Die Novelle soll eine europäische Richtlinie zur Atommülllagerung von 2011 umsetzen. Die Mitgliedstaaten vereinbarten darin Details einer Ausfuhr von Atommüll, ungeachtet heftiger Kritik aus Parlament und Kommission. Allerdings sah die EU-Richtlinie zumindest noch einen grundsätzlichen Vorrang für die Endlagerung im Herkunftsland des Atommülls vor: "Radioaktive Abfälle werden in dem Mitgliedstaat gelagert, in dem sie entstanden sind", heißt es darin. Erst dann folgen die Regelungen für einen potenziellen Export.

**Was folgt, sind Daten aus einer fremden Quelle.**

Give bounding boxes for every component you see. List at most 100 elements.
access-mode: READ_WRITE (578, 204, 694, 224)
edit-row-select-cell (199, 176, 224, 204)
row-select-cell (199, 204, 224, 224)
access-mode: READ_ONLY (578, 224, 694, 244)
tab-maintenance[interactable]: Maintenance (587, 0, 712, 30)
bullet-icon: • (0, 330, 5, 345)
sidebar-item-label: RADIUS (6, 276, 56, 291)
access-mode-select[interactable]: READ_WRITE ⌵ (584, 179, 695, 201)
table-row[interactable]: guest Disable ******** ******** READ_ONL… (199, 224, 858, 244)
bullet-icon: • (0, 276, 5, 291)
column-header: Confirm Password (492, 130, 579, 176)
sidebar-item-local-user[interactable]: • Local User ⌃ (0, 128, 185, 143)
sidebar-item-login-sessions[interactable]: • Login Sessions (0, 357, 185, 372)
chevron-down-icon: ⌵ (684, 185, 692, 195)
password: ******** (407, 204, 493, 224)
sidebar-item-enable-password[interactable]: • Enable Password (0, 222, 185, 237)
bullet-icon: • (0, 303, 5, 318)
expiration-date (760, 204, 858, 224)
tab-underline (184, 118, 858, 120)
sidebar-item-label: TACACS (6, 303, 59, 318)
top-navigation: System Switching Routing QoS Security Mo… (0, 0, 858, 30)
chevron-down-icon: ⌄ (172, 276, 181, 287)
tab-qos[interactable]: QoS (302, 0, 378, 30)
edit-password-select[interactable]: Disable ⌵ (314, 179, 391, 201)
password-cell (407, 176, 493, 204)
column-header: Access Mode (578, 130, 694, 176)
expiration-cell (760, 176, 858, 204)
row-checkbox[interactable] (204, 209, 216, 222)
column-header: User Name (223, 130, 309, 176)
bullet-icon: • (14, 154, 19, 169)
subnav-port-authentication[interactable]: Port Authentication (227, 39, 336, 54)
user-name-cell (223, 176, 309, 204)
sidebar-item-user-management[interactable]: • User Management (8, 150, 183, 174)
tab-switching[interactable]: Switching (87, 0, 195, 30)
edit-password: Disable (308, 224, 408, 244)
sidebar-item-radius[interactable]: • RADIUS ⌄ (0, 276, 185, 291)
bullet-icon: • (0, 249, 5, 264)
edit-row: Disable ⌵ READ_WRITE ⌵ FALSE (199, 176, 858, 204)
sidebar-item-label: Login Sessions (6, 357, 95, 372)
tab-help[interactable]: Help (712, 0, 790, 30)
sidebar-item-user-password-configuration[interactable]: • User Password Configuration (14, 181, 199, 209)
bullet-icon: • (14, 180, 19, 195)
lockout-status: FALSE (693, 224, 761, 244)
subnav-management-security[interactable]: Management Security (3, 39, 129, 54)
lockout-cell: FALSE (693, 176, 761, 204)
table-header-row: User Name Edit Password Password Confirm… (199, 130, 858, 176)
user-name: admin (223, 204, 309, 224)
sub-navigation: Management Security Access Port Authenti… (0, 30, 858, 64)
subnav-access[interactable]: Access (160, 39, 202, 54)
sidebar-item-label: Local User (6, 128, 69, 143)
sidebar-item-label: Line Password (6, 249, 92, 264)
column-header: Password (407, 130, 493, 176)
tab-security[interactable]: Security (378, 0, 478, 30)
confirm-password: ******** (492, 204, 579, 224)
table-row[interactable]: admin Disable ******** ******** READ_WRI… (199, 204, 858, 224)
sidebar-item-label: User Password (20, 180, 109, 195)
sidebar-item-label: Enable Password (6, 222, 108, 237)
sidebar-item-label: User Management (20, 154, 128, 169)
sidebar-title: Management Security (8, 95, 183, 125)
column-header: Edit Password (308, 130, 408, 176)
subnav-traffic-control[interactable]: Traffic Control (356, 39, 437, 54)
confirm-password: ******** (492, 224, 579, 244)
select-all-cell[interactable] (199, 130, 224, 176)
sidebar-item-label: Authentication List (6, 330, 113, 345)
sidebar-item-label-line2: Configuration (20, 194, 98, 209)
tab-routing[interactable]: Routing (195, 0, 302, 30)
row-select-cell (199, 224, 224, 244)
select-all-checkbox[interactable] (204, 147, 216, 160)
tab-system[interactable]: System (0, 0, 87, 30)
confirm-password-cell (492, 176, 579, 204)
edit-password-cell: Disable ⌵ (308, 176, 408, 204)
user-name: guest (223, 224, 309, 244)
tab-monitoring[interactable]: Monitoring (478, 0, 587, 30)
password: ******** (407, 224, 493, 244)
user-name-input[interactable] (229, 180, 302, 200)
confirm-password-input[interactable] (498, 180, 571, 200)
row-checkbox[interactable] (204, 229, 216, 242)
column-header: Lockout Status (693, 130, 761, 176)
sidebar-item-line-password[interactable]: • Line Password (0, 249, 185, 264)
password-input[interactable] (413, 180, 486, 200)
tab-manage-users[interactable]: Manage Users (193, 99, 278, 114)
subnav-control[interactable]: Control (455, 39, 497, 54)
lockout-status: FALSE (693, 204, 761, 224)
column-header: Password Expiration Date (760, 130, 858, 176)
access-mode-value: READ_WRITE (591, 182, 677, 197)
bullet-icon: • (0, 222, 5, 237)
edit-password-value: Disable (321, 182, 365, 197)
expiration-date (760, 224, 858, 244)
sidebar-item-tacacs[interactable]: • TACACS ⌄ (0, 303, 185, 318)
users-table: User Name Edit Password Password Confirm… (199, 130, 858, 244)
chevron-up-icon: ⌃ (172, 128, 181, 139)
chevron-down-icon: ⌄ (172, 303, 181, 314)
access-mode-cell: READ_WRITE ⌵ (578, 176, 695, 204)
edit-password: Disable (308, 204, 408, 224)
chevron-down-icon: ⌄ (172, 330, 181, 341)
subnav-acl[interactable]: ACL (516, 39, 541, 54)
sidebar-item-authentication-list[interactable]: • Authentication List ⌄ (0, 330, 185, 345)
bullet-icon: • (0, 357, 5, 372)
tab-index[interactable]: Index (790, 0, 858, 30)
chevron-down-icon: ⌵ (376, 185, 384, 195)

Die Atomgesetz-Novelle enthält diese Formulierung nicht. In der Begründung heißt es lediglich, "eine Verbringung zur Endlagerung im Ausland" sei "von der Bundesregierung nicht geplant". Gleichwohl argumentiert das Ministerium, es handele sich um eine "Eins-zu-Eins-Umsetzung" des fraglichen Passus der EU-Richtlinie.

Umweltschützer bestreiten dies. "Das entspricht nicht dem durch die Richtlinie intendierten Vorrang der Endlagerung im Inland", schreibt die Deutsche Umwelthilfe in einer Stellungnahme zu dem Gesetzesvorschlag. Vielmehr trete die Entsorgung deutschen Atommülls im Ausland "als eine mindestens gleichberechtigte Option" neben die Endlagerung im Inland. Ähnlich argumentiert der Widerstand im Wendland. "Der Atommülltransfer wird legalisiert", sagte Wolfgang Ehmke von der Anti-Gorleben-Vereinigung Bürgerinitiative Umweltschutz. "Das ist ein Dammbruch."

Ministerium bestreitet Pläne zum Atommüll-Export

Die Verbände hatten nur über die Weihnachtsfeiertage Zeit, Stellung zu dem Entwurf zu beziehen. Die Frist endet schon an diesem Freitag. Bitten um eine Verlängerung hatte das federführende Bundesumweltministerium abgelehnt. Der Zeitplan lasse dies nicht zu, beschied das Ministerium. Allerdings ist für die Umsetzung der Richtlinie noch bis Ende August Zeit.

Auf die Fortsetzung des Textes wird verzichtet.